L254-256, Based on my rough estimation of chemical composition during winter (Fig. 2), nitrate and sulfate were fully neutralized by ammonium as ammonium nitrate and sulfate. It sounds like the contribution of organic nitrate was negligible in this study.
L281-283, Traffic is a good source of nitrate, how does it affect your observed nitrate in this study?
L304-306, I agree with you that boundary lay mixing played a significant role to determine the measured org diurnal, but I don’t think you can neglect the fact of evaporation of semi-volatile organic compounds in the middle day, especially in spring and summer seasons.

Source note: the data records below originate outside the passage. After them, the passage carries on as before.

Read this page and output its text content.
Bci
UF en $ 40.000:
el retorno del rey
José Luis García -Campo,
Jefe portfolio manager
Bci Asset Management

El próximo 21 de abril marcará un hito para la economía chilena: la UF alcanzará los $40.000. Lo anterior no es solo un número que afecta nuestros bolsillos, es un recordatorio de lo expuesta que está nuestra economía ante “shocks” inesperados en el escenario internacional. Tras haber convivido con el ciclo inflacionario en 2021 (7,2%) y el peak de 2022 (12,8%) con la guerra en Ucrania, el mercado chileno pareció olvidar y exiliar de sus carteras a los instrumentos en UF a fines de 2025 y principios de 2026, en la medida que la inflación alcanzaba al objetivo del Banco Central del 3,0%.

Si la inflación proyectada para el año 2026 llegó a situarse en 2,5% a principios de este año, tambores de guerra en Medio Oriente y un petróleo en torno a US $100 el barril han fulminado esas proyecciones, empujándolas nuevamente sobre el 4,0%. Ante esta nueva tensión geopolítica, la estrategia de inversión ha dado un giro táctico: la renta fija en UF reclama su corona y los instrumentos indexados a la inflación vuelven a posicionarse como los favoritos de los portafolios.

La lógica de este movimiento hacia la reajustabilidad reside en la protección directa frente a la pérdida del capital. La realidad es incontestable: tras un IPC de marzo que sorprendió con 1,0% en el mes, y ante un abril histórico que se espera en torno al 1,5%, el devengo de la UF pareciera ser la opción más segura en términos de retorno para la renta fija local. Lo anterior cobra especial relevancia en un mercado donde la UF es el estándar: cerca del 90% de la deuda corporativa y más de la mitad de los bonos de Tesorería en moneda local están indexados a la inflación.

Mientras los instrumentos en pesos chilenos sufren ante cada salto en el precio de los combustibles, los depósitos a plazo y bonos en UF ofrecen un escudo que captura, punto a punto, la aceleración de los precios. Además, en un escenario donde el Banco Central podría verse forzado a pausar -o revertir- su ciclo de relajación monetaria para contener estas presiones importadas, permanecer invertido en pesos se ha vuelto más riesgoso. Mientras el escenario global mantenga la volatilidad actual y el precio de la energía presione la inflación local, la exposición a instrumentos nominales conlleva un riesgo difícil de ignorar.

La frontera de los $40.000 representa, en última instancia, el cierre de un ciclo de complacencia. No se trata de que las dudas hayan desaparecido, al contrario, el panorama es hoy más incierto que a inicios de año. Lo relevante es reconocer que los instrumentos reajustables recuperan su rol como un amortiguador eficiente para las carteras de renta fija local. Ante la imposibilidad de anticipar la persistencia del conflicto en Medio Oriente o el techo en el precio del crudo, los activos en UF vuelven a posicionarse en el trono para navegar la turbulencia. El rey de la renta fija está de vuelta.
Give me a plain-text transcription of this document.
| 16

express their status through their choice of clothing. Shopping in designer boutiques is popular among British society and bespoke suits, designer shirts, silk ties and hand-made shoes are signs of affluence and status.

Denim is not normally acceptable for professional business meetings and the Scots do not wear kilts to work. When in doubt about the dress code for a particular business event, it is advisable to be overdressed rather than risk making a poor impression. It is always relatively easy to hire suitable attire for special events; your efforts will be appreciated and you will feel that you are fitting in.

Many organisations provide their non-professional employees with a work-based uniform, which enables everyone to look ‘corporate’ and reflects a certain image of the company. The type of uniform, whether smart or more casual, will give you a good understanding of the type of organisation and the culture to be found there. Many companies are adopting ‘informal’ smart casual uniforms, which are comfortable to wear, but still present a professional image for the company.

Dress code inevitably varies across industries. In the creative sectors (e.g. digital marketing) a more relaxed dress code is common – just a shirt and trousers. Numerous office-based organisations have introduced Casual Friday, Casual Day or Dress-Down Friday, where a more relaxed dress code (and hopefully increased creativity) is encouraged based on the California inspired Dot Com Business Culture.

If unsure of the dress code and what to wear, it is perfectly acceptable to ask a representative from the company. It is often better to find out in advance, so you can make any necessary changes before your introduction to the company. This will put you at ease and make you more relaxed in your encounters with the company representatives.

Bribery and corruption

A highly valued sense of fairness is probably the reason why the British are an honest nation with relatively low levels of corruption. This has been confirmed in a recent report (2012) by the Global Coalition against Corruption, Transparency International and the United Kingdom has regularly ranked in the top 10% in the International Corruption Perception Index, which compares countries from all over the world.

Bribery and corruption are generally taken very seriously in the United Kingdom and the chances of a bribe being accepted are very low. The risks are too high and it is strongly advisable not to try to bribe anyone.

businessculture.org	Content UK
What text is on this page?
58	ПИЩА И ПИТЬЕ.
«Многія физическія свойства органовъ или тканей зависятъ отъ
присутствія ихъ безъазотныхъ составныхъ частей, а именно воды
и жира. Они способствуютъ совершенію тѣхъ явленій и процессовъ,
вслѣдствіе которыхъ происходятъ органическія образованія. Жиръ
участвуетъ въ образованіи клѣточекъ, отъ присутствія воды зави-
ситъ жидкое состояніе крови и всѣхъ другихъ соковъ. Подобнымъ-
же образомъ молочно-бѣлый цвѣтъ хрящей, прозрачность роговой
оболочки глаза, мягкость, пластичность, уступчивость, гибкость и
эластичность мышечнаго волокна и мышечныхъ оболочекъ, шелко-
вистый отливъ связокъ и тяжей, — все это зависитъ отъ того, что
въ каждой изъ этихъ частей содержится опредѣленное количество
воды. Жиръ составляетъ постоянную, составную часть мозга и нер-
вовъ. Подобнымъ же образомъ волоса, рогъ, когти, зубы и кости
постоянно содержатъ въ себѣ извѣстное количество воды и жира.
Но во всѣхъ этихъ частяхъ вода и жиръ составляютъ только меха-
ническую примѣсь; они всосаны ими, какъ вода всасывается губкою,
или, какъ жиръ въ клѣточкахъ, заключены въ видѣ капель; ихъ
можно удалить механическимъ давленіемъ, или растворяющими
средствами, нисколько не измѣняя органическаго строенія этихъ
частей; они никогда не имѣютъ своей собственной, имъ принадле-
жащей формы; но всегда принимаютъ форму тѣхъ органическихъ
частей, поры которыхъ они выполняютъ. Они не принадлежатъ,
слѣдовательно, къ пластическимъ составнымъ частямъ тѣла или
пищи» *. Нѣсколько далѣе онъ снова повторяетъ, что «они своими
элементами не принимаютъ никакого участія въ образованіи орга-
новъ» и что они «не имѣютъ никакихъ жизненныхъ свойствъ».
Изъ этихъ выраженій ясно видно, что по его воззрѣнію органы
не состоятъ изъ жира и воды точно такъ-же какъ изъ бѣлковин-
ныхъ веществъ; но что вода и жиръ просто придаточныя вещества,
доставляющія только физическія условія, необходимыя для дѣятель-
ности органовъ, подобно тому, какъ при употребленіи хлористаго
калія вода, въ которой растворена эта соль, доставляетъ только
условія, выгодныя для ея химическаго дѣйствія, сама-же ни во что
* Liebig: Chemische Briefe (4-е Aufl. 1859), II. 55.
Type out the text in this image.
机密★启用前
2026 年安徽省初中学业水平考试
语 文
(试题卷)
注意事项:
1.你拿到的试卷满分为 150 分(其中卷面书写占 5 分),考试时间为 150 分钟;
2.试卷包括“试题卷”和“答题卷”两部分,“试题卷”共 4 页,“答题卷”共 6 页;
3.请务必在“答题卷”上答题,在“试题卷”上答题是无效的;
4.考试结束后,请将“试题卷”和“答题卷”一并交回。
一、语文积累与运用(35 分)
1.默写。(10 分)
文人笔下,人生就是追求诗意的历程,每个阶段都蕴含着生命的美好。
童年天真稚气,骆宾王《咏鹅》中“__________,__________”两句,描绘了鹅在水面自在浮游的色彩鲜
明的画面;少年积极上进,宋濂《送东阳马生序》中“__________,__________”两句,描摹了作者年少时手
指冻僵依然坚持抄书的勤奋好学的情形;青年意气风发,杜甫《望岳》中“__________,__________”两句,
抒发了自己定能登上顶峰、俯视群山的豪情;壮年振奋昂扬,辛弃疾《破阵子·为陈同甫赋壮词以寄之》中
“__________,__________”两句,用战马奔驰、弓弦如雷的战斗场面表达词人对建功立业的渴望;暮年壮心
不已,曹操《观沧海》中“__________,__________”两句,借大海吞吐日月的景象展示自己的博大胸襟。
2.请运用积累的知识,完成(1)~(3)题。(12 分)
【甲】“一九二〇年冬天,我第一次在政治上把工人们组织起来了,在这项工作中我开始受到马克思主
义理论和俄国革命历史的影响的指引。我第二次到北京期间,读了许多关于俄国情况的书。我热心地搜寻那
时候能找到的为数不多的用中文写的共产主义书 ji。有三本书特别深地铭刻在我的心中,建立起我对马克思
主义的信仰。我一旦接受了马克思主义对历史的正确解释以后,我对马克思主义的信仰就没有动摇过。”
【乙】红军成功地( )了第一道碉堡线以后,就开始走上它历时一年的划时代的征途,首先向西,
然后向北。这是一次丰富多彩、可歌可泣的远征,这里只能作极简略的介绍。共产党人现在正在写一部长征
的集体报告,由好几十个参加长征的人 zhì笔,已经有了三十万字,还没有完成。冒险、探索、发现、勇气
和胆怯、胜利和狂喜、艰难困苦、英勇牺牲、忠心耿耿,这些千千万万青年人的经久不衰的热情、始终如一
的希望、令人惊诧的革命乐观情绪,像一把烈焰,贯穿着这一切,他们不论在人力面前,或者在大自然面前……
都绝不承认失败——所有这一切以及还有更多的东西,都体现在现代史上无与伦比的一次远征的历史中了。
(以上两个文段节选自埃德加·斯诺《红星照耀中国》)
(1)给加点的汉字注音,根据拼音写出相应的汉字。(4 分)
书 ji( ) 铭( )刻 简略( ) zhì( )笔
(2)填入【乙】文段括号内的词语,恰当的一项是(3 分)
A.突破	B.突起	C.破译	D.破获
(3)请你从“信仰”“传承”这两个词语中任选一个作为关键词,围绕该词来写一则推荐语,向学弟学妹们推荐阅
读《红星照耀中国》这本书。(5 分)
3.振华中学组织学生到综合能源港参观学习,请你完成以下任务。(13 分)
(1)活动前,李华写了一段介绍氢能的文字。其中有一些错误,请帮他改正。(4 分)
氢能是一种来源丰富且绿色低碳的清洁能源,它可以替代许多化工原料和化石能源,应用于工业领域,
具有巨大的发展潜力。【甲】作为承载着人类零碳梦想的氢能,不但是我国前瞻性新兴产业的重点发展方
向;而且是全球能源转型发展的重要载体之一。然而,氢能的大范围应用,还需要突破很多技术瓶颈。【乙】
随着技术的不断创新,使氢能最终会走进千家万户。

L331-332, Since you have observed very similar nighttime HOA concentrations in all seasons (Fig. 6), could the slightly different HOA concentration between summer and winter be explained by evaporation of HOA or photochemical conversion to LO/MO-OOA in summer?
L335-337, HOA concentrations observed in summer and winter were very similar, (Fig. 6), sounding more like the characteristics of local emission sources. This is also in line with the usual view of HOA as a local emission factor. The city of Leipzig is located in the sector of HOA wind rose (Fig. 7). Considering that Leipzig is 50km away from to the measurement station, we assume that the average wind speed is 4m/s, and it took only 3 hours to transport Leipzig city aerosol particles to the measurement station. As you have already stated that HOA is mainly emitted by household heating and a minor source of traffic, is it possible that the city of Leipzig, as a local/or regional source, is a HOA contributor? Moreover, here you have attributed HOA to be a long-range transport one in winter. You have shown two peaks in the morning and evening in the diurnal cycle, which sounds they were more likely related to traffic rush hours, do you think if the long-range transported HOA can explain this typical diurnal cycle?
L441-443, Though I agree to that night chemistry may play a role, how about the effect of boundary layer mixing on the diurnal cycle during the daytime?
L445-447, Sulfate is also considered as a regional or long-range transported chemical species (e.g. Zhang et al., 2005). Does a better correlation between MO-OOA and sulfate indicate the nature of long-range transported MO-OOA in this study?
L454-456, are you saying nitrate was formed locally or via long-range transport?
L458-459, As you have stated in lines 248-251that nitrate is a long-range transported species, does a good correlation between LO-OOA and nitrate indicate that LO-OOA is also mainly from long-range transport?
L23, The sentence “Melpitz represents due to its location the Central European aerosol” reads odd. Please reword it.
L123, Please give a full name of the acronym when it appears for the first time.
L248, Fig. S3→Fig. 3?
L301, …in night time, …
Fig.S2, The pixel resolution in Fig. S2 is rather poor. What does the radius axis in each rose plot represent?
L372, Fig. 11?
L375, Fig. 4b→Fig.4c
L510, Fig. S3 and S4→Fig. S4 and S5?
L579, Fig. 11?
Zhang, Q., et al., Hydrocarbon-like and oxygenated organic aerosols in Pittsburgh: insights into sources and processes of organic aerosols, Atmos. Chem. Phys., 5, 3289-3311, 2005.